Le coffret (Adrienne)
« Vous ne me reconnaissez pas? » demandai-je.
La femme me lança un regard scrutateur; elle avait entrouvert la porte d'entrée. Je m'approchai et montai la marche devant la maison.
- Non, je ne vous reconnais pas.
- Je suis la petite-fille de Maurice et Adrienne S…
- Je ne vois pas de qui vous voulez parler.
Il était clair qu’elle n’avait envie ni de me recevoir, ni de se souvenir. Mais il y avait eu cette crispation fugace autour de sa bouche qui montrait bien qu’elle savait. Et ce regard fuyant au moment où elle allait me refermer la porte au nez. Alors, d’un geste brusque, je lui tendis le coffret :
- J’ai trouvé ça dans les affaires de ma grand-mère. Je crois que ça vous appartient.
Je la plantai là sans attendre sa réaction. Je ne m‘inquiétais pas : sa curiosité ferait le reste.
- Dors en paix, grand-mère, pensai-je en marchant vers la gare d’un pas plus léger, dors en paix. Si tout se passe comme prévu, elle n’aura qu’une hâte : jeter au feu ce coffret qui lui brûle sûrement déjà les doigts, le faire disparaître par les flammes avec son contenu accablant.
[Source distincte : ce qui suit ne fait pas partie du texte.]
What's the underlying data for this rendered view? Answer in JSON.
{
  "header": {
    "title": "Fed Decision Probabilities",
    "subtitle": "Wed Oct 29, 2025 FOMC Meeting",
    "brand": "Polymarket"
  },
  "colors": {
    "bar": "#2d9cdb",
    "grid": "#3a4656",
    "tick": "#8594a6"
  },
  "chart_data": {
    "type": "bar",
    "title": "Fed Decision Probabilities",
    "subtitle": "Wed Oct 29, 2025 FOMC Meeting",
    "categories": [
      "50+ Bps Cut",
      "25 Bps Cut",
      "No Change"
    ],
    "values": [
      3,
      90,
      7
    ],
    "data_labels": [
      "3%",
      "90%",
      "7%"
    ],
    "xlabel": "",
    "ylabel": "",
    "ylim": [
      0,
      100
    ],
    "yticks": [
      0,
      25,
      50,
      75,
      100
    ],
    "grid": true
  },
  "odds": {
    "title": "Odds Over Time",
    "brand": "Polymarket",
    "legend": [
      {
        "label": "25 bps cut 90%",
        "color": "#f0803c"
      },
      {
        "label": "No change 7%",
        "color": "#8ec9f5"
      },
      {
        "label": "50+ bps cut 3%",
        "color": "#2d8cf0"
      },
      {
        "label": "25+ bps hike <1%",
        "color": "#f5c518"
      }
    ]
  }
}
Je repris le train et rentrai chez moi. Les deux jours suivants, je scrutai attentivement les faits divers de quelques journaux. Je finis par découvrir ce que je cherchais.
L’explosion avait été terrible.
- Tu es vengée, grand-mère, murmurai-je en reprenant tranquillement une tasse de thé au jasmin.